Ah, the wonders of the Internet.
I was still in Fort Lauderdale, awaiting a flight back from Monday night’s Orange Bowl, when the Panthers held their 11 a.m. news conference Tuesday. But I was able to watch Panther owner Jerry Richardson take questions from my colleagues over the Internet. Here are five quick thoughts on what I thought was a rather extraordinary 30 minutes, as Richardson, 74, so rarely graces the media with his presence:
1) Richardson was really feisty.
From forcing one TV reporter he wanted to tease to sit in the front row to drawing on his legal pad to explain how the owners are getting the short end of the NFL money stick to telling the room he was likely going to live a lot longer than they think he will, Richardson was combative, funny and opinionated. I was really glad to see all three of those characteristics – that’s Richardson at his best. Health-wise, he’s obviously feeling good. There were a few uncomfortable moments in the press conference, but by and large I thought Richardson got his points across.
2) Richardson (and Panthers general manager Marty Hurney) seemed committed to hiring an NFL assistant coach as their next head coach.
So forget Stanford coach Jim Harbaugh (who won’t care, as he has tons of other options). Forget any other collegiate coach. Forget Jon Gruden or Bill Cowher or Brian Billick. It looks like the next John Fox of 2002 is coming down the pike, whether it’s Perry Fewell, Ron Rivera or whomoever. And Hurney said the search would be done “expeditiously” – I’m betting it is over in the next 5-10 days.
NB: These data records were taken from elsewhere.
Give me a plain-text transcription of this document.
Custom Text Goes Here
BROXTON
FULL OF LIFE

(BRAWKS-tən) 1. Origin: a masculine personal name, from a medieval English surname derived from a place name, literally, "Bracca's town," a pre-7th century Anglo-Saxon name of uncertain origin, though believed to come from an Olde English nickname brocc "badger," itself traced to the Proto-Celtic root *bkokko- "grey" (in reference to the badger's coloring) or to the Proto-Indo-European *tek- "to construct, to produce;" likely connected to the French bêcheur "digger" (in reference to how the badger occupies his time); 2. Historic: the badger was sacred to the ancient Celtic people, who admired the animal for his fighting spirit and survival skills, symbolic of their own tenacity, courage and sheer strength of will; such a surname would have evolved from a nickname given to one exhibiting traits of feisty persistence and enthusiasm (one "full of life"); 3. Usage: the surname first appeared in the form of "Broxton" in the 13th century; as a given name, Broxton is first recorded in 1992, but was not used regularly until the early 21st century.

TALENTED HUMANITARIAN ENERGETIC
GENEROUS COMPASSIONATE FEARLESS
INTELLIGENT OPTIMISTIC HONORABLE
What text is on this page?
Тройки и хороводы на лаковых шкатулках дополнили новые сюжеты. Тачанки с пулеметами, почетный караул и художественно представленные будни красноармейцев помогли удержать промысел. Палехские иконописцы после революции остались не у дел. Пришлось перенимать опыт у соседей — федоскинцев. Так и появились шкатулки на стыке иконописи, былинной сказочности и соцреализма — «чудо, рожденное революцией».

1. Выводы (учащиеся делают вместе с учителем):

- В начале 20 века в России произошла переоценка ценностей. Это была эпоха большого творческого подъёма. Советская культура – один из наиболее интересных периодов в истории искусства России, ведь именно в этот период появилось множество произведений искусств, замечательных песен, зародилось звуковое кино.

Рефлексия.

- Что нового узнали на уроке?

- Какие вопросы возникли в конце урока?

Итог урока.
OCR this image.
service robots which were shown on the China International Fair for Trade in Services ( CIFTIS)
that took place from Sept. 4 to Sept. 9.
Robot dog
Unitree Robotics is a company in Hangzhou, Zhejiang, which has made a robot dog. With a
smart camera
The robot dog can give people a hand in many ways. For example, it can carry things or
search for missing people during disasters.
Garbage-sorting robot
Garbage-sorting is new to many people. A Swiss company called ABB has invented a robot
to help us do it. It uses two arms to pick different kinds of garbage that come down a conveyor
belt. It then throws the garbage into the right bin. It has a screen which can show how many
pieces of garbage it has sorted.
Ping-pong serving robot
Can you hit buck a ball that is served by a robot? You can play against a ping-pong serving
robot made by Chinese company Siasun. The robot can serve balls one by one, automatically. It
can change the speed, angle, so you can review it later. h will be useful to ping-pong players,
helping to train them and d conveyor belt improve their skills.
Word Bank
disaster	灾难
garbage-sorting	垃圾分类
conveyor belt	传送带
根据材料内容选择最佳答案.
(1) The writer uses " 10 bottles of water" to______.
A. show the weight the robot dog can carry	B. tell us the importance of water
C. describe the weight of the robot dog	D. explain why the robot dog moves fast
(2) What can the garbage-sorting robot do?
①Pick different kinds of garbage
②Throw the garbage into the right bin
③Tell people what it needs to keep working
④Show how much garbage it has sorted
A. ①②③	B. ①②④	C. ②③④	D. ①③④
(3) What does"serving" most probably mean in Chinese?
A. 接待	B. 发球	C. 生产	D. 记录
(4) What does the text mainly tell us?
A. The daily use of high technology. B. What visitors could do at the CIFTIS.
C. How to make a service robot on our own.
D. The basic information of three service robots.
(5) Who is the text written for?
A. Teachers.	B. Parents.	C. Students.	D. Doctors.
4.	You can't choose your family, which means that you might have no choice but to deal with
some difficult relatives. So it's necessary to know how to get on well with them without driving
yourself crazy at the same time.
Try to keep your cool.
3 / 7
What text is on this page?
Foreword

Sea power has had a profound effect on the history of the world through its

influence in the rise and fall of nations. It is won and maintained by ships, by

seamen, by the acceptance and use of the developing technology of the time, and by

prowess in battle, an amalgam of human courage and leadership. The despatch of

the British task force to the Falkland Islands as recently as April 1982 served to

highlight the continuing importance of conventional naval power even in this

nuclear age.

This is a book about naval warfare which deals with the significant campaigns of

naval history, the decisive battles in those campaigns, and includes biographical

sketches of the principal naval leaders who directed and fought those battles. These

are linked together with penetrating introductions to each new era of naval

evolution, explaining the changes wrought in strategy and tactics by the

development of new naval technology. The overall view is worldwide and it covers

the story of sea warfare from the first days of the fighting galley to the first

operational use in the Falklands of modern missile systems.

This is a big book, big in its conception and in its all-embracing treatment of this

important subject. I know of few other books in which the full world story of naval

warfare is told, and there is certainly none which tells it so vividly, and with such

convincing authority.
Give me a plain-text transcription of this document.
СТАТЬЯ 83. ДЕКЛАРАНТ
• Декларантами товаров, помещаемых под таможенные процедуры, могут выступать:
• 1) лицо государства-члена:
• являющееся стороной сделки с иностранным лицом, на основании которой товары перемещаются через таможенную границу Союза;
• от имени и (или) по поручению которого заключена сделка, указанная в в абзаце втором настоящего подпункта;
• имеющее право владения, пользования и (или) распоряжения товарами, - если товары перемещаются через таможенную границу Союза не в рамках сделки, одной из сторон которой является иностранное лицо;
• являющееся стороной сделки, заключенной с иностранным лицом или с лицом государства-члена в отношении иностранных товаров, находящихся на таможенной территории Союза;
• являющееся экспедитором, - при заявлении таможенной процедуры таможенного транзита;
Hiring an established NFL assistant won’t sell tickets, but it has worked (sort of) for Carolina twice in the past with Fox and Dom Capers.
3) Richardson’s reputation as a hard-line owner is not misplaced.
When he talked about the players’ union representatives, you could almost see fire coming out of the owner’s nostrils. When he said the union reps told the owners they wanted “more money, more benefits and we want to work less,” same thing. When he said he “wasn’t optimistic” that much progress was being made toward a new collective-bargaining agreement, you got the sense that Richardson will be stunned if there is an agreement before the early March lockout date.
4) Richardson hates being called cheap.
One of the more interesting numbers he mentioned: $11,441,000, which is apparently what the total payroll for all the recently-departed Panther coaches was for 2010. Richardson said this was the fifth-highest coaching payroll in the league, and he acted like he would write all those checks again – if he could get back-to-back winning seasons, which the Panthers have never had. (Richardson also indicated he didn’t think the Panthers would trade away the No.1 draft pick of 2011, which is a bonus for those like me who think Andrew Luck could be the next Peyton Manning).
5) Richardson’s succession plan is still very much in flux.
While the owner said his new heart should keep him around for a long time, he also revealed he owns 48 percent of the team and his 14 partners own the other 52 percent. He said he plans to own the team until he dies – “I intend to own the team as long as I live” was the quote -- but beyond then what happens?
Richardson wouldn’t say, saying he was focused more on the short term. I wonder what sons Mark and Jon Richardson thought while they were watching this press conference.